The German Resource Efficiency Programme (ProgRess) underlines how a growing number of countries are starting to take decoupling seriously.
- It has a comprehensive set of policies and measures - covering the entire value chain and bringing together different actors of the economy under a common set of goals.
Ladies and gentlemen,
I have mentioned, only in passing, Rio+20's other overarching theme - an institutional framework for sustainable development.
It is aimed at reforming and refocusing the institutions and the bodies charged with delivering sustainable development in order to better equip them for a new century including how best to focus and maximize investment flows.
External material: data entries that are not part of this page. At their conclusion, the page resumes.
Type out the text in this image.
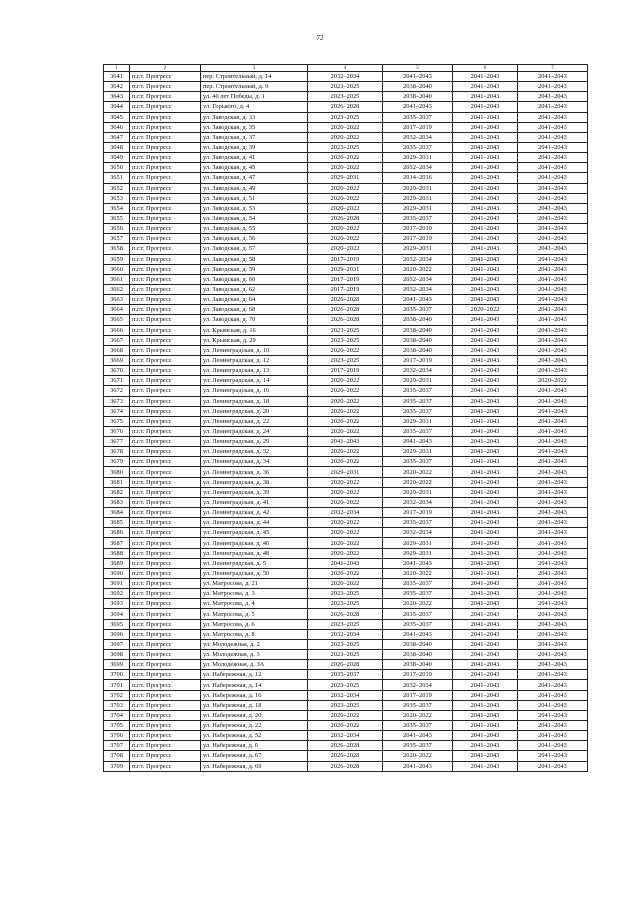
72
1	2	3	4	5	6	7
3641	п.г.т. Прогресс	пер. Строительный, д. 14	2032–2034	2041–2043	2041–2043	2041–2043
3642	п.г.т. Прогресс	пер. Строительный, д. 9	2023–2025	2038–2040	2041–2043	2041–2043
3643	п.г.т. Прогресс	ул. 40 лет Победы, д. 1	2023–2025	2038–2040	2041–2043	2041–2043
3644	п.г.т. Прогресс	ул. Горького, д. 4	2026–2028	2041–2043	2041–2043	2041–2043
3645	п.г.т. Прогресс	ул. Заводская, д. 33	2023–2025	2035–2037	2041–2043	2041–2043
3646	п.г.т. Прогресс	ул. Заводская, д. 35	2020–2022	2017–2019	2041–2043	2041–2043
3647	п.г.т. Прогресс	ул. Заводская, д. 37	2020–2022	2032–2034	2041–2043	2041–2043
3648	п.г.т. Прогресс	ул. Заводская, д. 39	2023–2025	2035–2037	2041–2043	2041–2043
3649	п.г.т. Прогресс	ул. Заводская, д. 41	2020–2022	2029–2031	2041–2043	2041–2043
3650	п.г.т. Прогресс	ул. Заводская, д. 45	2020–2022	2032–2034	2041–2043	2041–2043
3651	п.г.т. Прогресс	ул. Заводская, д. 47	2029–2031	2014–2016	2041–2043	2041–2043
3652	п.г.т. Прогресс	ул. Заводская, д. 49	2020–2022	2029–2031	2041–2043	2041–2043
3653	п.г.т. Прогресс	ул. Заводская, д. 51	2020–2022	2029–2031	2041–2043	2041–2043
3654	п.г.т. Прогресс	ул. Заводская, д. 53	2020–2022	2029–2031	2041–2043	2041–2043
3655	п.г.т. Прогресс	ул. Заводская, д. 54	2026–2028	2035–2037	2041–2043	2041–2043
3656	п.г.т. Прогресс	ул. Заводская, д. 55	2020–2022	2017–2019	2041–2043	2041–2043
3657	п.г.т. Прогресс	ул. Заводская, д. 56	2020–2022	2017–2019	2041–2043	2041–2043
3658	п.г.т. Прогресс	ул. Заводская, д. 57	2020–2022	2029–2031	2041–2043	2041–2043
3659	п.г.т. Прогресс	ул. Заводская, д. 58	2017–2019	2032–2034	2041–2043	2041–2043
3660	п.г.т. Прогресс	ул. Заводская, д. 59	2029–2031	2020–2022	2041–2043	2041–2043
3661	п.г.т. Прогресс	ул. Заводская, д. 60	2017–2019	2032–2034	2041–2043	2041–2043
3662	п.г.т. Прогресс	ул. Заводская, д. 62	2017–2019	2032–2034	2041–2043	2041–2043
3663	п.г.т. Прогресс	ул. Заводская, д. 64	2026–2028	2041–2043	2041–2043	2041–2043
3664	п.г.т. Прогресс	ул. Заводская, д. 68	2026–2028	2035–2037	2020–2022	2041–2043
3665	п.г.т. Прогресс	ул. Заводская, д. 70	2026–2028	2038–2040	2041–2043	2041–2043
3666	п.г.т. Прогресс	ул. Крымская, д. 16	2023–2025	2038–2040	2041–2043	2041–2043
3667	п.г.т. Прогресс	ул. Крымская, д. 29	2023–2025	2038–2040	2041–2043	2041–2043
3668	п.г.т. Прогресс	ул. Ленинградская, д. 10	2020–2022	2038–2040	2041–2043	2041–2043
3669	п.г.т. Прогресс	ул. Ленинградская, д. 12	2023–2025	2017–2019	2041–2043	2041–2043
3670	п.г.т. Прогресс	ул. Ленинградская, д. 13	2017–2019	2032–2034	2041–2043	2041–2043
3671	п.г.т. Прогресс	ул. Ленинградская, д. 14	2020–2022	2029–2031	2041–2043	2020–2022
3672	п.г.т. Прогресс	ул. Ленинградская, д. 16	2020–2022	2035–2037	2041–2043	2041–2043
3673	п.г.т. Прогресс	ул. Ленинградская, д. 18	2020–2022	2035–2037	2041–2043	2041–2043
3674	п.г.т. Прогресс	ул. Ленинградская, д. 20	2020–2022	2035–2037	2041–2043	2041–2043
3675	п.г.т. Прогресс	ул. Ленинградская, д. 22	2020–2022	2029–2031	2041–2043	2041–2043
3676	п.г.т. Прогресс	ул. Ленинградская, д. 24	2020–2022	2035–2037	2041–2043	2041–2043
3677	п.г.т. Прогресс	ул. Ленинградская, д. 29	2041–2043	2041–2043	2041–2043	2041–2043
3678	п.г.т. Прогресс	ул. Ленинградская, д. 32	2020–2022	2029–2031	2041–2043	2041–2043
3679	п.г.т. Прогресс	ул. Ленинградская, д. 34	2020–2022	2035–2037	2041–2043	2041–2043
3680	п.г.т. Прогресс	ул. Ленинградская, д. 36	2029–2031	2020–2022	2041–2043	2041–2043
3681	п.г.т. Прогресс	ул. Ленинградская, д. 38	2020–2022	2020–2022	2041–2043	2041–2043
3682	п.г.т. Прогресс	ул. Ленинградская, д. 39	2020–2022	2029–2031	2041–2043	2041–2043
3683	п.г.т. Прогресс	ул. Ленинградская, д. 41	2020–2022	2032–2034	2041–2043	2041–2043
3684	п.г.т. Прогресс	ул. Ленинградская, д. 42	2032–2034	2017–2019	2041–2043	2041–2043
3685	п.г.т. Прогресс	ул. Ленинградская, д. 44	2020–2022	2035–2037	2041–2043	2041–2043
3686	п.г.т. Прогресс	ул. Ленинградская, д. 45	2020–2022	2032–2034	2041–2043	2041–2043
3687	п.г.т. Прогресс	ул. Ленинградская, д. 46	2020–2022	2029–2031	2041–2043	2041–2043
3688	п.г.т. Прогресс	ул. Ленинградская, д. 48	2020–2022	2029–2031	2041–2043	2041–2043
3689	п.г.т. Прогресс	ул. Ленинградская, д. 5	2041–2043	2041–2043	2041–2043	2041–2043
3690	п.г.т. Прогресс	ул. Ленинградская, д. 50	2020–2022	2020–2022	2041–2043	2041–2043
3691	п.г.т. Прогресс	ул. Матросова, д. 21	2020–2022	2035–2037	2041–2043	2041–2043
3692	п.г.т. Прогресс	ул. Матросова, д. 3	2023–2025	2035–2037	2041–2043	2041–2043
3693	п.г.т. Прогресс	ул. Матросова, д. 4	2023–2025	2020–2022	2041–2043	2041–2043
3694	п.г.т. Прогресс	ул. Матросова, д. 5	2026–2028	2035–2037	2041–2043	2041–2043
3695	п.г.т. Прогресс	ул. Матросова, д. 6	2023–2025	2035–2037	2041–2043	2041–2043
3696	п.г.т. Прогресс	ул. Матросова, д. 8	2032–2034	2041–2043	2041–2043	2041–2043
3697	п.г.т. Прогресс	ул. Молодежная, д. 2	2023–2025	2038–2040	2041–2043	2041–2043
3698	п.г.т. Прогресс	ул. Молодежная, д. 3	2023–2025	2038–2040	2041–2043	2041–2043
3699	п.г.т. Прогресс	ул. Молодежная, д. 3А	2026–2028	2038–2040	2041–2043	2041–2043
3700	п.г.т. Прогресс	ул. Набережная, д. 12	2035–2037	2017–2019	2041–2043	2041–2043
3701	п.г.т. Прогресс	ул. Набережная, д. 14	2023–2025	2032–2034	2041–2043	2041–2043
3702	п.г.т. Прогресс	ул. Набережная, д. 16	2032–2034	2017–2019	2041–2043	2041–2043
3703	п.г.т. Прогресс	ул. Набережная, д. 18	2023–2025	2035–2037	2041–2043	2041–2043
3704	п.г.т. Прогресс	ул. Набережная, д. 20	2020–2022	2020–2022	2041–2043	2041–2043
3705	п.г.т. Прогресс	ул. Набережная, д. 22	2020–2022	2035–2037	2041–2043	2041–2043
3706	п.г.т. Прогресс	ул. Набережная, д. 52	2032–2034	2041–2043	2041–2043	2041–2043
3707	п.г.т. Прогресс	ул. Набережная, д. 6	2026–2028	2035–2037	2041–2043	2041–2043
3708	п.г.т. Прогресс	ул. Набережная, д. 67	2026–2028	2020–2022	2041–2043	2041–2043
3709	п.г.т. Прогресс	ул. Набережная, д. 69	2026–2028	2041–2043	2041–2043	2041–2043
One topic within the overall issue is environmental governance including whether world needs an UN organization or a world organization for the environment.
It is perhaps beyond these remarks to delve into the whys and the wherefores-but perhaps one driving force is the concern that the ministers responsible for the environment remain marginalized in respect to their counterparts in ministries of finance and development to those for foreign affairs and say health. We need to strengthen the environmental governance dimension of our activities, including at the global level to achieve a more balanced public policy discourse.
In short, a Green Economy or whatever sustainable economy is eventually secured needs a top to which to aim.
Did the Rio Earth Summit of 1992 fail? No: it laid the foundations upon which a new generation leaders must build.
The directions and compass forged in 1992 however need to reflect a world markedly different from that of the late 20th century-economically, politically, socially and environmentally.
We also need to implement what was agreed rather than leave it to the vagaries of short-term market forces that currently are benefiting too few at the expense of too many.
The encouraging signals are that many parts of the world are actively looking and engaging on finding ways to a sustainable economy and social progress-the Chinese may call it an 'ecological civilization' and Bhutan, the 'gross national happiness' index.
Many are calling it the Green Economy-the actual term matters little.
What is clear is that there is a desire for a new kind of progress and the kind of economic and social analysis that has been incubating for decades-often on the back burners or in the halls of academia or the think tanks of NGOs and institutes- is coming to the fore.
As are the extraordinary number and range of remarkable projects and policies being tried and tested in both developing and developed countries and which, in some cases may be starting to achieve critical mass.
An understanding in some quarters too that in a world of many, how an economy manages scarcities will in many ways define they and their citizens' futures.
Whether sufficient world leaders will seize the moment and take the opportunity of a world looking for a new compass-one that is cooperative rather than competitive, one that can allow all human beings to fulfil their potential, remains an open question for Rio+20.
But whether it happens in 2012 or in a few years' time, happen it must-either by default or by design-that is what the science of what is happening to our world makes clear .
Seven billion people are not going to wait forever for the Future they Want -they are looking to national and international institutions to show leadership now.
Rio+20 represents a moment in time when those who wish to be the architects have the opportunity to show that leadership in support of truly sustainable and progressive 21st century.